Because snake bites usually aren’t fatal, most patients survive either way. In noisy domains, almost anyone can claim some surviving patients. The question is not whether you can survive a bad process. The question is which model actually improves your odds.
In public reasoning, we choose the faith healer constantly. Most people form beliefs using heuristics like narrative fit or social identity that were good enough for natural selection. This might work for navigating social environments, but it isn’t suited for developing accurate world models. Without external feedback loops, it’s too easy to reinterpret contrary evidence and explain away failures. The deeper problem is that most people have no reliable mechanism for even noticing when they’re mistaken.
The Exam
A story can be crafted to explain anything after the fact, and a theory that doesn’t make falsifiable predictions can survive indefinitely. Forecasting brings the right incentives for beliefs to move from trying to sound good to trying to be predictive.
When I’m teaching, I want my students to do well, but I also want them to comprehend the material. I can’t just give them the exam key to study from or most of them would just overfit to the test. The purpose is to find out if they understand the material well enough to solve new problems.
World models should be judged the same way.
A model that only explains the past may be nothing more than a story fitted to the answer key. A model that anticipates new cases has captured something real. Forecasting demonstrates whether a world model holds up outside the training set.

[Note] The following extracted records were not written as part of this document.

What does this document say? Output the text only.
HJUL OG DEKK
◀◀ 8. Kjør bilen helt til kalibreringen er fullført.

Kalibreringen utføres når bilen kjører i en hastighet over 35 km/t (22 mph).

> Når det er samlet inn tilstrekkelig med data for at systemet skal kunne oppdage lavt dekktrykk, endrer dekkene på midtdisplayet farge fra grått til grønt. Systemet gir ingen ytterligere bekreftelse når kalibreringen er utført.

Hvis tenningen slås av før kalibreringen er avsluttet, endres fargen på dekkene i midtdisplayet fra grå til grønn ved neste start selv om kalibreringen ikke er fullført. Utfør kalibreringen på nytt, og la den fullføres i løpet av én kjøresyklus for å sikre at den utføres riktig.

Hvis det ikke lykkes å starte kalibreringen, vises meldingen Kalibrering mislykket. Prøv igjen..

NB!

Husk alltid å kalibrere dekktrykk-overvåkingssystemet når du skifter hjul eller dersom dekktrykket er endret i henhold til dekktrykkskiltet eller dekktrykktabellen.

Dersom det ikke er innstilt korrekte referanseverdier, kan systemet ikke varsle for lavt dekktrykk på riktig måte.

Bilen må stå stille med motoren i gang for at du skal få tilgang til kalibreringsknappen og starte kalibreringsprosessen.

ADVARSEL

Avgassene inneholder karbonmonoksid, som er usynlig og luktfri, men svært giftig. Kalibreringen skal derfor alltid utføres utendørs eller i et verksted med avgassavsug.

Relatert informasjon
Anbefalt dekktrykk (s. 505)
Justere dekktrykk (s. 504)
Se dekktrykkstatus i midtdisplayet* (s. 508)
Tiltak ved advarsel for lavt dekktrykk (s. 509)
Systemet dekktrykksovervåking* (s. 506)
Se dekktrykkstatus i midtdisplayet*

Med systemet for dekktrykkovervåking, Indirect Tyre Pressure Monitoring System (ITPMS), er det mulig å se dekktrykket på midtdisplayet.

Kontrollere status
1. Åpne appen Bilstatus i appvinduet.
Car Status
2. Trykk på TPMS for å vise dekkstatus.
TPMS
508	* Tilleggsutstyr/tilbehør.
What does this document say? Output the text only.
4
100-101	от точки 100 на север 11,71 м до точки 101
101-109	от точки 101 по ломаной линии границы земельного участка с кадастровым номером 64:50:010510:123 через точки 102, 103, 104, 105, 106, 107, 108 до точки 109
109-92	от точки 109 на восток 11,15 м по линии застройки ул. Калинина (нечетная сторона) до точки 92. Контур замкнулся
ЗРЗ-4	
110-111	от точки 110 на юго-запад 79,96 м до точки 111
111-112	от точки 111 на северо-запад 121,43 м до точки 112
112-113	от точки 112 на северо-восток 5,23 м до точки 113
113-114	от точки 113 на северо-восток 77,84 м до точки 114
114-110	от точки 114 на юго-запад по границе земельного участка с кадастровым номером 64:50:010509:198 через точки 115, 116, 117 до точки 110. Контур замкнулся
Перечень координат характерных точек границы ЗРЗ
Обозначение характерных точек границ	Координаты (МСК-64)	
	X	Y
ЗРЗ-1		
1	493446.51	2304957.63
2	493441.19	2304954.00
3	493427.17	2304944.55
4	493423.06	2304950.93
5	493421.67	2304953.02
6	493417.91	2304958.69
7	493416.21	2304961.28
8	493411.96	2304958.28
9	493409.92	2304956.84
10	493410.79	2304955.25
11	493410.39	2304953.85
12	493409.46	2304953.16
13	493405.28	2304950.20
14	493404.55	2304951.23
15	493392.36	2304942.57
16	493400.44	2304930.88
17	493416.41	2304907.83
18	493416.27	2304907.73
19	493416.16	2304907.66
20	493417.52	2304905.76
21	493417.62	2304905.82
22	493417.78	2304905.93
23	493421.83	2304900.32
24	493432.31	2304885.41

Forecasting is an exam for world models. A strong track record is compressed evidence about whose beliefs are disciplined by reality. Top forecasters have demonstrated that their expectations are aligned with how the world actually is.
Top Performers
If forecasting is the exam reality gives to world models, forecasters who consistently outperform the crowd are the students at the top of the class.
Marginal advantages matter. An investor does not need to beat the market every day to have skill. Similarly, a good forecast usually isn’t “the crowd is at 20%, but I alone know it’s 100%.” More often, the advantage looks like slightly better calibration over time.
Forecast scoring separates people with reality-shaped models from the rest. These people have demonstrated one of the rarest and most valuable intellectual skills: the ability to form beliefs that reality vindicates.
The Leaderboard
Building a meritocratic leaderboard was the promise of forecasting platforms.
They would identify people with unusually good judgment, measure their performance over time, and make that talent useful. The idea was to discover people whose beliefs repeatedly made contact with reality, then route them toward decisions where reality-contact mattered.
On the first part, forecasting platforms largely succeeded.
They showed that probabilistic judgment is not just noise. Some people consistently outperform others. They are better calibrated, better at using base rates, better at updating, and less likely to let a preferred story dominate their expectations. Across many questions, these small advantages compound into a meaningful edge.
The Opportunity
The ideas from the forecasting community have started to take hold, but the market for truth is still smaller than the market for reassurance, and many of the most important concepts haven’t been widely adopted yet.
In many cases, the faith healer model limps along simply because of inertia. When you combine entrenched institutional advantages with the natural appeal of a good narrative and drop it all into a noisy world, the faith healer can survive a very long time before anyone starts questioning their track record.
A compelling story will always be easier to absorb than a calibrated probability. But that blind spot is exactly what makes the opportunity so valuable.
Forecasting platforms have identified people whose beliefs have been repeatedly tested against reality. The next step is to route that judgment toward decisions where being wrong is expensive, giving organizations access to something public reasoning usually lacks: a measured record of who is more likely to be right.